Wrapping Third-Party Frameworks¶
CustomAgent is designed to wrap existing frameworks without requiring you to rewrite them. Initialise the third-party client in setup() and delegate to it in on_peer_request().
Wrapping LangChain:
class LangChainAgent(CustomAgent):
role = "assistant"
capabilities = ["chat", "reasoning"]
async def setup(self):
await super().setup()
from langchain.agents import initialize_agent
self.lc_agent = initialize_agent(...)
async def on_peer_request(self, msg) -> dict:
result = await self.lc_agent.arun(msg.data["query"])
return {"status": "success", "output": result}
Wrapping an MCP server:
class MCPAgent(CustomAgent):
role = "mcp_bridge"
capabilities = ["mcp_tools"]
async def setup(self):
await super().setup()
from mcp import Client
self.mcp = Client("stdio://./server.py")
await self.mcp.connect()
async def on_peer_request(self, msg) -> dict:
result = await self.mcp.call_tool("my_tool", msg.data)
return {"status": "success", "data": result}
Production Examples¶
The Support Swarm example shows four CustomAgent instances running in a single process with P2P messaging. A GatewayAgent reads incoming queries and routes them via mailbox to specialist agents — TechnicalAgent (with requires_auth = True for GitHub), BillingAgent, and EscalationAgent.
docker compose -f docker-compose.infra.yml up -d
cp .env.example .env # set GEMINI_API_KEY, REDIS_URL, NEXUS_GATEWAY_URL
python examples/support_swarm.py
The Content Pipeline example shows a CustomAgent (PublisherAgent) running alongside AutoAgent research and writing agents in a distributed workflow. The publisher coordinates final delivery and blob storage persistence.
Scheduled Tasks¶
JarvisCore does not include a built-in scheduler or cron primitive. Recurring tasks are implemented with CustomAgent and asyncio — the run_forever() loop is async, so you can add timed work directly inside the agent:
import asyncio
from jarviscore import CustomAgent, Mesh
class DailyReportAgent(CustomAgent):
role = "reporter"
capabilities = ["reporting"]
INTERVAL_SECONDS = 86_400 # 24 hours
async def setup(self):
await super().setup()
# Launch the scheduled loop as a background task
self._schedule_task = asyncio.create_task(self._scheduled_loop())

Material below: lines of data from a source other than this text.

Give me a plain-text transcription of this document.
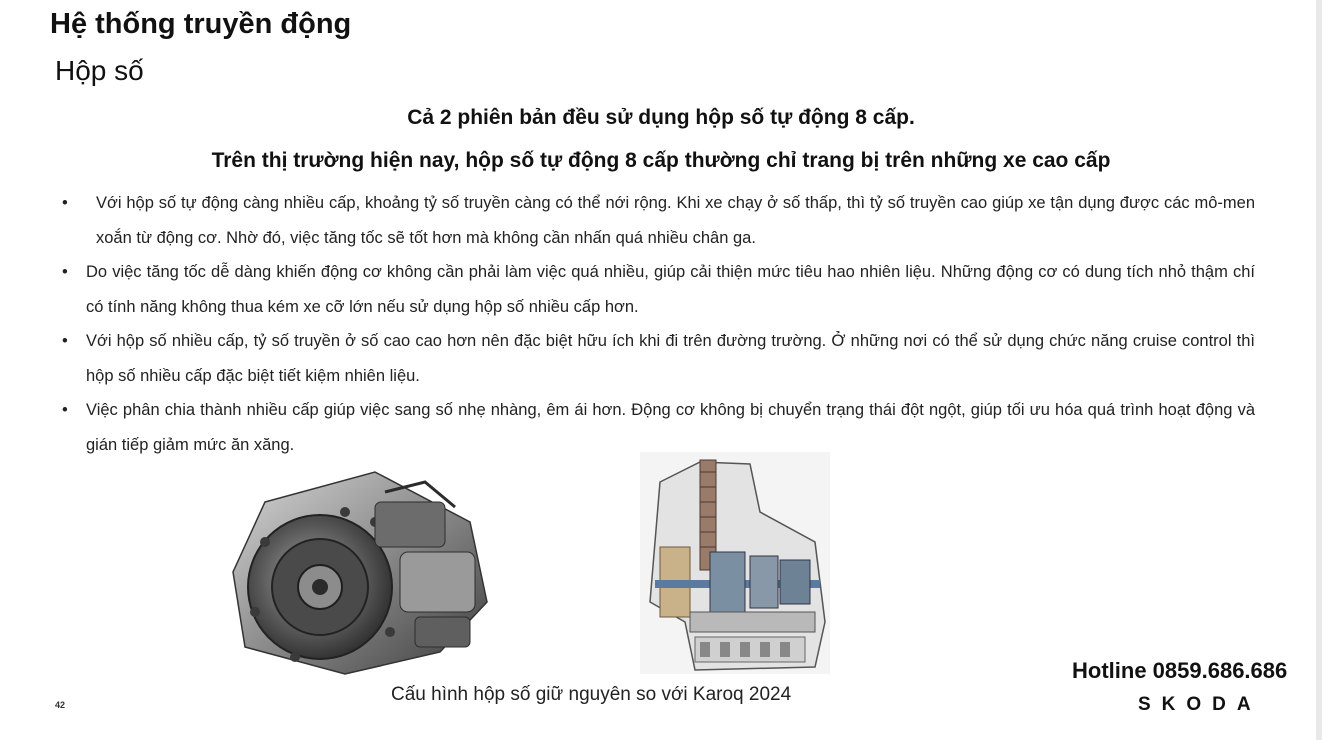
Hệ thống truyền động
Hộp số
Cả 2 phiên bản đều sử dụng hộp số tự động 8 cấp.
Trên thị trường hiện nay, hộp số tự động 8 cấp thường chỉ trang bị trên những xe cao cấp
• Với hộp số tự động càng nhiều cấp, khoảng tỷ số truyền càng có thể nới rộng. Khi xe chạy ở số thấp, thì tỷ số truyền cao giúp xe tận dụng được các mô-men xoắn từ động cơ. Nhờ đó, việc tăng tốc sẽ tốt hơn mà không cần nhấn quá nhiều chân ga.
• Do việc tăng tốc dễ dàng khiến động cơ không cần phải làm việc quá nhiều, giúp cải thiện mức tiêu hao nhiên liệu. Những động cơ có dung tích nhỏ thậm chí có tính năng không thua kém xe cỡ lớn nếu sử dụng hộp số nhiều cấp hơn.
• Với hộp số nhiều cấp, tỷ số truyền ở số cao cao hơn nên đặc biệt hữu ích khi đi trên đường trường. Ở những nơi có thể sử dụng chức năng cruise control thì hộp số nhiều cấp đặc biệt tiết kiệm nhiên liệu.
• Việc phân chia thành nhiều cấp giúp việc sang số nhẹ nhàng, êm ái hơn. Động cơ không bị chuyển trạng thái đột ngột, giúp tối ưu hóa quá trình hoạt động và gián tiếp giảm mức ăn xăng.
Cấu hình hộp số giữ nguyên so với Karoq 2024
42
Hotline 0859.686.686
SKODA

async def _scheduled_loop(self):
while not self._shutdown_requested:
try:
await self._run_report()
except Exception as exc:
self._logger.error("Scheduled report failed: %s", exc)
await asyncio.sleep(self.INTERVAL_SECONDS)
async def teardown(self):
if hasattr(self, "_schedule_task"):
self._schedule_task.cancel()
await super().teardown()
async def on_peer_request(self, msg) -> dict:
return {"status": "active"}
For production scheduling, integrate APScheduler (pip install apscheduler[asyncio]) in setup(), or trigger workflows from an external cron via a FastAPI endpoint.
Human-in-the-Mesh¶
A human can participate in an agent mesh as an addressable peer by implementing a CustomAgent that bridges between your application's human-facing interface and the agent network. Agents message the operator peer exactly like any other agent.

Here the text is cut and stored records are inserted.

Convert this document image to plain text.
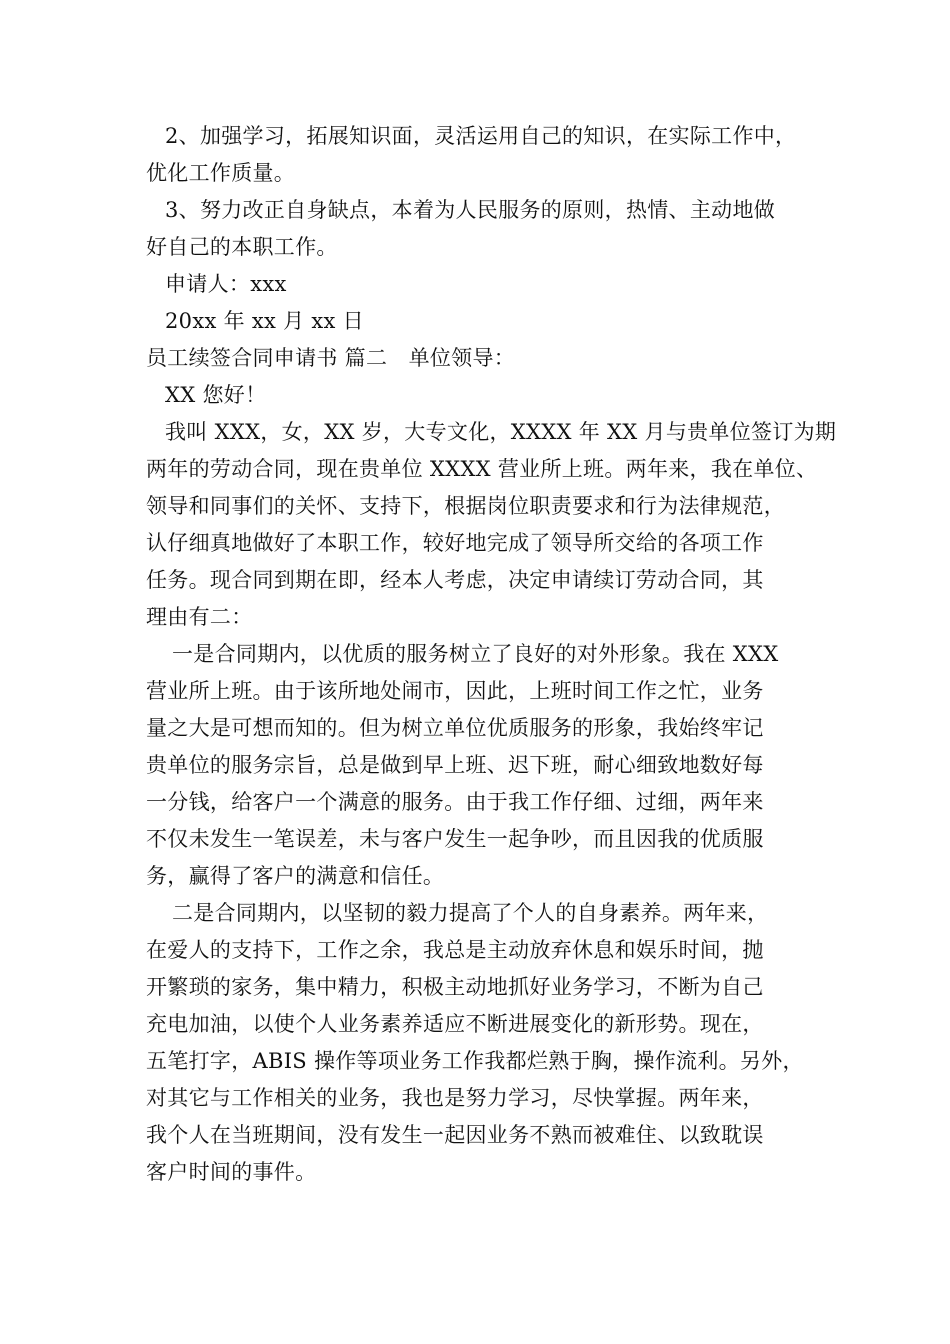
2、加强学习，拓展知识面，灵活运用自己的知识，在实际工作中，
优化工作质量。
3、努力改正自身缺点，本着为人民服务的原则，热情、主动地做
好自己的本职工作。
申请人：xxx
20xx 年 xx 月 xx 日
员工续签合同申请书 篇二　单位领导：
XX 您好！
我叫 XXX，女，XX 岁，大专文化，XXXX 年 XX 月与贵单位签订为期
两年的劳动合同，现在贵单位 XXXX 营业所上班。两年来，我在单位、
领导和同事们的关怀、支持下，根据岗位职责要求和行为法律规范，
认仔细真地做好了本职工作，较好地完成了领导所交给的各项工作
任务。现合同到期在即，经本人考虑，决定申请续订劳动合同，其
理由有二：
一是合同期内，以优质的服务树立了良好的对外形象。我在 XXX
营业所上班。由于该所地处闹市，因此，上班时间工作之忙，业务
量之大是可想而知的。但为树立单位优质服务的形象，我始终牢记
贵单位的服务宗旨，总是做到早上班、迟下班，耐心细致地数好每
一分钱，给客户一个满意的服务。由于我工作仔细、过细，两年来
不仅未发生一笔误差，未与客户发生一起争吵，而且因我的优质服
务，赢得了客户的满意和信任。
二是合同期内，以坚韧的毅力提高了个人的自身素养。两年来，
在爱人的支持下，工作之余，我总是主动放弃休息和娱乐时间，抛
开繁琐的家务，集中精力，积极主动地抓好业务学习，不断为自己
充电加油，以使个人业务素养适应不断进展变化的新形势。现在，
五笔打字，ABIS 操作等项业务工作我都烂熟于胸，操作流利。另外，
对其它与工作相关的业务，我也是努力学习，尽快掌握。两年来，
我个人在当班期间，没有发生一起因业务不熟而被难住、以致耽误
客户时间的事件。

class OperatorAgent(CustomAgent):
role = "operator"
capabilities = ["human-review", "approval"]
async def on_peer_request(self, msg) -> dict:
# Forward to your review queue (DB, WebSocket, Slack, etc.)
review_id = await self._enqueue_for_human(msg.sender, msg.data)

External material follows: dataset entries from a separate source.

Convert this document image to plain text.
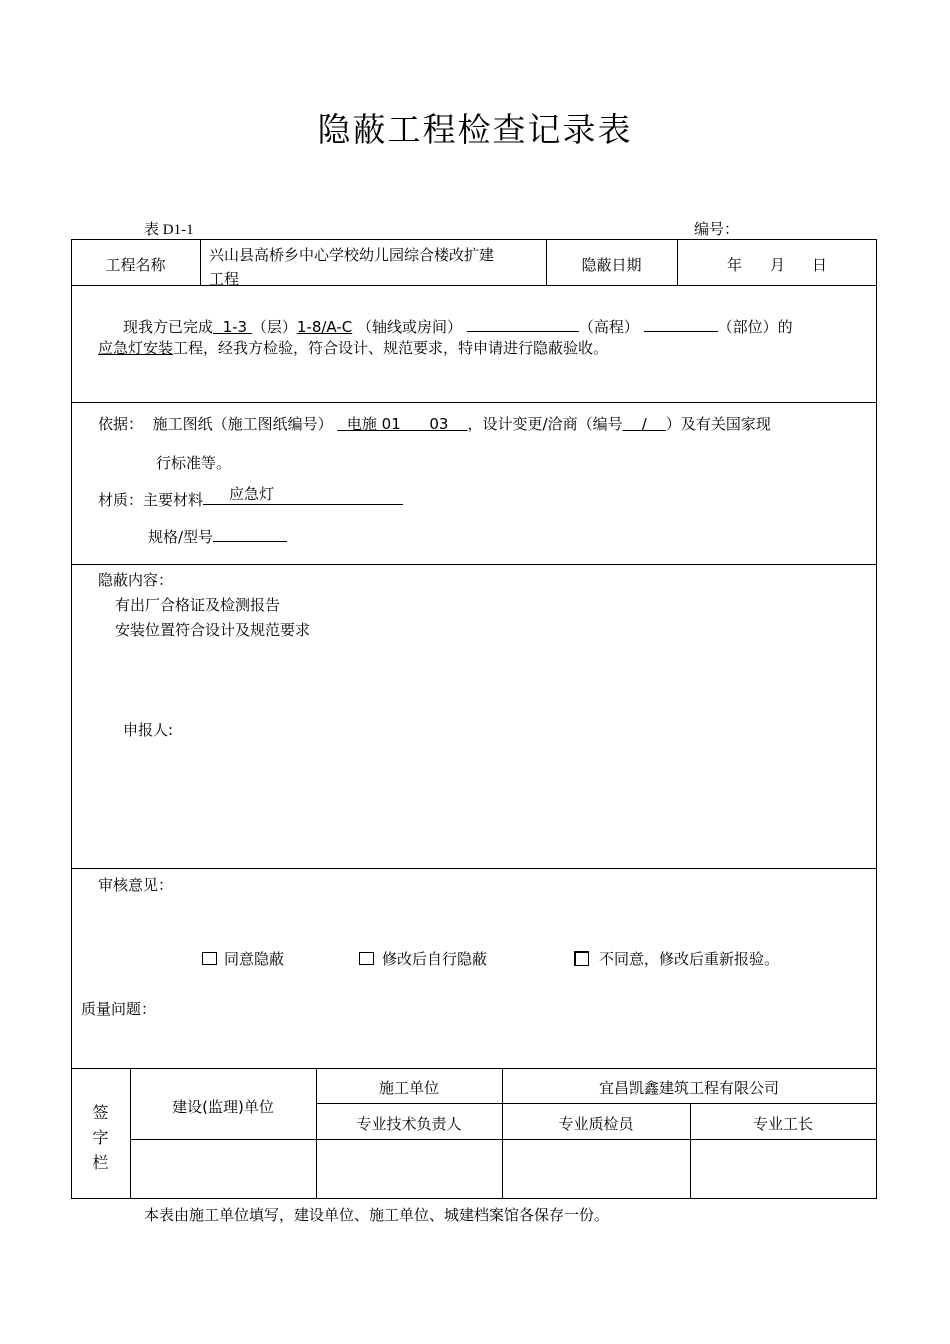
隐蔽工程检查记录表
表 D1-1	编号：
工程名称
兴山县高桥乡中心学校幼儿园综合楼改扩建
工程
隐蔽日期	年 月 日
现我方已完成 1-3 （层）1-8/A-C （轴线或房间）	（高程）	（部位）的
应急灯安装工程，经我方检验，符合设计、规范要求，特申请进行隐蔽验收。
依据： 施工图纸（施工图纸编号） 电施 01 03 ，设计变更/洽商（编号 / ）及有关国家现
行标准等。
材质：主要材料 应急灯
规格/型号
隐蔽内容：
有出厂合格证及检测报告
安装位置符合设计及规范要求
申报人:
审核意见：
同意隐蔽	修改后自行隐蔽	不同意，修改后重新报验。
质量问题：
签
字
栏
建设(监理)单位
施工单位	宜昌凯鑫建筑工程有限公司
专业技术负责人	专业质检员	专业工长
本表由施工单位填写，建设单位、施工单位、城建档案馆各保存一份。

response = await self._wait_for_human_response(review_id, timeout=3600)
return {"status": "success", "decision": response["decision"]}
Other agents address this peer directly:
response = await self._peer_client.send("operator", {
"question": "Approve this trade?",
"context": {"symbol": "AAPL", "quantity": 500},
})
JarvisCore provides the peer messaging infrastructure. You wire the human-facing interface — Slack, web dashboard, mobile app, or CLI.